Data is classified as either structured or unstructured. Structured data resides in fixed fields within a file such as a spreadsheet, whileunstructured data refers to free-form text or media in text documents, PDF files and video.[12] An estimated 80% of all data is unstructured and 20% structured.[13]
Sometimes a data distributor inadvertently or advertently gives sensitive data to one or more third parties, or uses it themselves in an authorized fashion. Sometime later, some of the data is found in an unauthorized place (e.g., on the web or on a user's laptop). The distributor must then investigate the source of the loss.
"Data at rest" specifically refers to information that is not moving, i.e. that exists in a database or a file share. This information is of great concern to businesses and government institutions simply because the longer data is left unused in storage, the more likely it might be retrieved by unauthorized individuals. Protecting such data involves methods such as access control, data encryption anddata retention policies.[3]
"Data in use" refers to data that the user is currently interacting with.
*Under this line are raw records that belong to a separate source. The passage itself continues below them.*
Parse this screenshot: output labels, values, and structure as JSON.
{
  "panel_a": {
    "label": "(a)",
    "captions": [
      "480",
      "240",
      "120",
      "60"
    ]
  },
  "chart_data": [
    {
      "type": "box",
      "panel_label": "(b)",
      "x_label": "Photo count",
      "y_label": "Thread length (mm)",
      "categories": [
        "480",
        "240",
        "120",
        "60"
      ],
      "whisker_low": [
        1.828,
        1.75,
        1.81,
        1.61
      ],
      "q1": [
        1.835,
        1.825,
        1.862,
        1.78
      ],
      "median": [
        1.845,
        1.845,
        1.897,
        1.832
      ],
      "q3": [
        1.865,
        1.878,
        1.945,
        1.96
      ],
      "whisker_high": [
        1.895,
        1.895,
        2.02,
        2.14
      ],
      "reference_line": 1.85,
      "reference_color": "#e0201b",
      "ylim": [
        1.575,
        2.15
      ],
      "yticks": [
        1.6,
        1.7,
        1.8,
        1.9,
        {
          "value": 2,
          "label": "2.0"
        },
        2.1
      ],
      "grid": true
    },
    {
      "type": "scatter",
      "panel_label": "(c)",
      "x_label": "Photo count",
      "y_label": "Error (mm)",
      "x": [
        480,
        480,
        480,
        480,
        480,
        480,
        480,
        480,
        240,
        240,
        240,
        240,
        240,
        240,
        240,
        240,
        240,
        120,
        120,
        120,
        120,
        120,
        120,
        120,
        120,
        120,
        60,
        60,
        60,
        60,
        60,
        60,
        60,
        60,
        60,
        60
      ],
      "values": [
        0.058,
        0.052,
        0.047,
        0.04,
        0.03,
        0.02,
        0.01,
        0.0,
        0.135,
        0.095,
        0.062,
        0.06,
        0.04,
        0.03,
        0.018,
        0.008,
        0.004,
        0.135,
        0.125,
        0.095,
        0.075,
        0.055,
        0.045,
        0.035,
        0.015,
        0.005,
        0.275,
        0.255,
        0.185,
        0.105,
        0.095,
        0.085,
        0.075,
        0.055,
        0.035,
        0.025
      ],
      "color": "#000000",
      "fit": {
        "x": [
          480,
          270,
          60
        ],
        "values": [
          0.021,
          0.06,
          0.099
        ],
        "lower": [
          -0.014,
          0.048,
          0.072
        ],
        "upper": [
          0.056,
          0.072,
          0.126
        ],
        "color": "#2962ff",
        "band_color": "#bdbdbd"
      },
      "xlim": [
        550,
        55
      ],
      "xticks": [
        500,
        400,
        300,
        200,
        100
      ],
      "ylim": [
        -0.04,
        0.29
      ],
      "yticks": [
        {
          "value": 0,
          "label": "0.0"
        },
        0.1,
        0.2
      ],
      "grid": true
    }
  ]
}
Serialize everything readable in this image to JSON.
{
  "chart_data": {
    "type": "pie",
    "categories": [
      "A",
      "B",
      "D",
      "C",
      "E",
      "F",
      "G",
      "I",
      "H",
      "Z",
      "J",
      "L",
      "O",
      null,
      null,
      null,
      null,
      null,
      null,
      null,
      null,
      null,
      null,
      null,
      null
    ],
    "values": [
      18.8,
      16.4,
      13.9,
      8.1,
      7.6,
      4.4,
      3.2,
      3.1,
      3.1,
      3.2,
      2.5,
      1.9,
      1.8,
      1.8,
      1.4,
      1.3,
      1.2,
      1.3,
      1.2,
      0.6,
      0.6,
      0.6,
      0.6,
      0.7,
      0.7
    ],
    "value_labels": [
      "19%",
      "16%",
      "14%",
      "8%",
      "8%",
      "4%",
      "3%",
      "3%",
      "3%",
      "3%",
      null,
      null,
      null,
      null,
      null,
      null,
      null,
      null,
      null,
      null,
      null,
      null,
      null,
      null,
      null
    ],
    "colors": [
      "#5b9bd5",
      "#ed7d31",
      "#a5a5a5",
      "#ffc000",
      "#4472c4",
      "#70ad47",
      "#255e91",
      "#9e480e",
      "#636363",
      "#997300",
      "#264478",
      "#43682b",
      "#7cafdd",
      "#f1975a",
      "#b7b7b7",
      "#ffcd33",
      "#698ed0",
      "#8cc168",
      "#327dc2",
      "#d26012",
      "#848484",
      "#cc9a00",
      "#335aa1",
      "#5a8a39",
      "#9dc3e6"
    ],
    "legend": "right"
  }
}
DLP systems that protect data in-use may monitor and flag unauthorized activities.[3] These activities include screen-capture, copy/paste, print and fax operations involving sensitive data. It can be intentional or unintentional attempts to transmit sensitive data over communication channels.
"Data in motion" is data that is traversing through a network to an endpoint. Networks can be internal or external. DLP systems that protect data in-motion monitor sensitive data traveling across a network through various communication channels.[3]